Saturday , 23 November 2024
Sebagai salah satu negara yang dianggap terdepan Inovasi Listrik Singapore sudah lebih baik dalam pengelolaan sistem kelistrikan di Asia Tenggara, Singapura banyak melakukan terobosan penting dalam bidang kelistrikan. Diantaranya, pengolahan sampah menjadi energi listrik, pengolahan kotoran manusia menjadi energi listrik, pembuatan bangunan zero energi, hingga pembangunan pembangkit listrik tenaga surya (PLTS) terapung.
Sejak 2008 lalu, Singapura telah mampu memasok 3% listrik dari total kebutuhan listrik nasionalnya yang berasal dari bahan bakar sampah yang diproduksi melalui empat stasiun pembakar sampah. Alhasil, pada sampah padat Singapura mencapai 7.676 ton tiap harinya sejak 2001, perlahan-lahan berhasil diatasi.
Pada 2005, Singapura membangun pabrik bio metanisasi. Pabrik tersebut meproses sampah makanan dan sampah organik dari hotel, dapur, dan pabrik makanan menjadi energi bersih dan kompos. Melalui proses yang disebut bio metanisasi, bakteri kemudian menguraikan sampah makanan menjadi kompos serta gas metan. Gas itulah yang kemudian ditampung dan dapat digunakan sebagai bahan bakar mesin besar bertenaga gas yang dapat menghasilkan listrik.

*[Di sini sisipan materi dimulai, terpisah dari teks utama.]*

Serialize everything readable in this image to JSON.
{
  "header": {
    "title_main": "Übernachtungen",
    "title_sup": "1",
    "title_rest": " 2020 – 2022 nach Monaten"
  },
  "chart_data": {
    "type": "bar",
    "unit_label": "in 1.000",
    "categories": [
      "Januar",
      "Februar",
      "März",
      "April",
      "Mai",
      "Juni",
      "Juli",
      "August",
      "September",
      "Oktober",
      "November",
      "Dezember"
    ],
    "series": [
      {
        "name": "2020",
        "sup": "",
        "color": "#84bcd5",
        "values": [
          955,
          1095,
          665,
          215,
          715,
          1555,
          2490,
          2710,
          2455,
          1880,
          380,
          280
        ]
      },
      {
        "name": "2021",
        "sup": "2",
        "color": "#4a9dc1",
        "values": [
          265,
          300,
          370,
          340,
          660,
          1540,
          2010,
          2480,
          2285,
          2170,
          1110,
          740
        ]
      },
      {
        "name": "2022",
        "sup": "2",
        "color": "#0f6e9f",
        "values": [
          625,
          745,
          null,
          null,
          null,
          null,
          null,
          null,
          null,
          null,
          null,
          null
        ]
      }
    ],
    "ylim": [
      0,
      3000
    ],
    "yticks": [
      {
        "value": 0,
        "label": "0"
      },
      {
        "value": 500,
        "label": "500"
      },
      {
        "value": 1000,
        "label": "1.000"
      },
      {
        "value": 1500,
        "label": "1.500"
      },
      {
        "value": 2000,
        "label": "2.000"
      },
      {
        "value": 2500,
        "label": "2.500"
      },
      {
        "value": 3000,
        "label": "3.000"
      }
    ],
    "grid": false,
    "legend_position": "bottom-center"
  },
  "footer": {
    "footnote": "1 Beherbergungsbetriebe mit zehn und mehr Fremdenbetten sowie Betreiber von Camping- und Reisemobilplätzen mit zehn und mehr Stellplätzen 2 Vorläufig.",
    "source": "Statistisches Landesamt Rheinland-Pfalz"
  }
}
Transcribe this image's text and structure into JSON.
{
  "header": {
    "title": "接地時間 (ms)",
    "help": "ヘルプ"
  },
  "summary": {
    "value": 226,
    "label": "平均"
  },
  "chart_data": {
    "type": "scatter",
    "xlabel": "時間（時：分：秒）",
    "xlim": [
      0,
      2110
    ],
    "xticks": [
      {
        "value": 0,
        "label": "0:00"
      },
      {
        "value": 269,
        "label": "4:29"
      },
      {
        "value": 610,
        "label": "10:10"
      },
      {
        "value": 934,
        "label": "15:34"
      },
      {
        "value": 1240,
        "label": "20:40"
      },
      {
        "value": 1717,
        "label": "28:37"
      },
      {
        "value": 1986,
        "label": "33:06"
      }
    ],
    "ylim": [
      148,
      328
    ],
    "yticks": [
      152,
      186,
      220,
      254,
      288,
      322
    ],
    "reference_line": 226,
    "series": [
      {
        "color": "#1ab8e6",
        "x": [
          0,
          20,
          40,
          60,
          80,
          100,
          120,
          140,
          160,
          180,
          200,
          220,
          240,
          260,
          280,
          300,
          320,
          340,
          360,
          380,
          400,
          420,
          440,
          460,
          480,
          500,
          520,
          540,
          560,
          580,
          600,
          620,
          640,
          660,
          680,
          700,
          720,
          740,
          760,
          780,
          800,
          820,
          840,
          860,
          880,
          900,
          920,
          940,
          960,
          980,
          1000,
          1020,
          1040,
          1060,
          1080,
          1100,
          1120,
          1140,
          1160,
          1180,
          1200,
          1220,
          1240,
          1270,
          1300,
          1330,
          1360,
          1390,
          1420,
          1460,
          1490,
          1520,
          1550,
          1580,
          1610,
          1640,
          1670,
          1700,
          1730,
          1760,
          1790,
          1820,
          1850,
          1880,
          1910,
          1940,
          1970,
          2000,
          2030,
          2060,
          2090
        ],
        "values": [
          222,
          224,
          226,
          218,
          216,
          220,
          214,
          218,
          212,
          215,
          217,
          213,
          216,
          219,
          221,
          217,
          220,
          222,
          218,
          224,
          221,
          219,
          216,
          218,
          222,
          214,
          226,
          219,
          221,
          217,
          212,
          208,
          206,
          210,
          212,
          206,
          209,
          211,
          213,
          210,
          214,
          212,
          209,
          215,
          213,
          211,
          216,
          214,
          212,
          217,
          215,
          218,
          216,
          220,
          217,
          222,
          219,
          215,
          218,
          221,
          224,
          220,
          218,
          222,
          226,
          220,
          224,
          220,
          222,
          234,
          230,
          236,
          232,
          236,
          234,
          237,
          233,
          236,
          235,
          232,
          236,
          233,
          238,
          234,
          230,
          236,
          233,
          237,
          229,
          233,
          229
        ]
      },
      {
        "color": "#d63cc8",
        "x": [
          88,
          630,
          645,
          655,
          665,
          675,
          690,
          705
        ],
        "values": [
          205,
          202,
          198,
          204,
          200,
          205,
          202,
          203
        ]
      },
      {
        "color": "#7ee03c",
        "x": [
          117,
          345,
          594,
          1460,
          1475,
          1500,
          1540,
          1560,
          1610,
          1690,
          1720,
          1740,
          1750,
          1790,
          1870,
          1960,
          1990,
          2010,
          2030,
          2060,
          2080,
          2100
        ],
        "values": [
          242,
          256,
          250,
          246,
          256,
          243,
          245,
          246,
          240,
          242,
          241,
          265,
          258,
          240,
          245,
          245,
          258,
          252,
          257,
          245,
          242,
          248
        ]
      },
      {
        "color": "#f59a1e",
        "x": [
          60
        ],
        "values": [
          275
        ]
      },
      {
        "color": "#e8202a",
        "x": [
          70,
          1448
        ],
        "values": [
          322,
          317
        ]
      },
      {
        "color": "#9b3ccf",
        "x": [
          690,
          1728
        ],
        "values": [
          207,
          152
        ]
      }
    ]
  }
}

Terobosan lain dilakukan oleh para ahli Nanyang Technological University, Singapura yang berhasil menciptakan toilet untuk mengubah kotoran manusia menjadi listrik dan pupuk.
Untuk menghasilkan listrik dan pupuk, toilet tersebut akan memisahkan komponen padat dan cair. Melalui sistem pembuangan, limbah cair akan dikirim ke fasilitas pengolahan tempat nitrogen, fosfor, dan potasium akan dipanen. Pada saat yang sama, kotoran tersebut akan dikirim ke bioreaktor yang kemudian diolah untuk menghasilkan biogas yang kaya metana. Metana nantinya bisa dimanfaatkan sebagai pengganti gas untuk memasak maupun diubah menjadi listrik.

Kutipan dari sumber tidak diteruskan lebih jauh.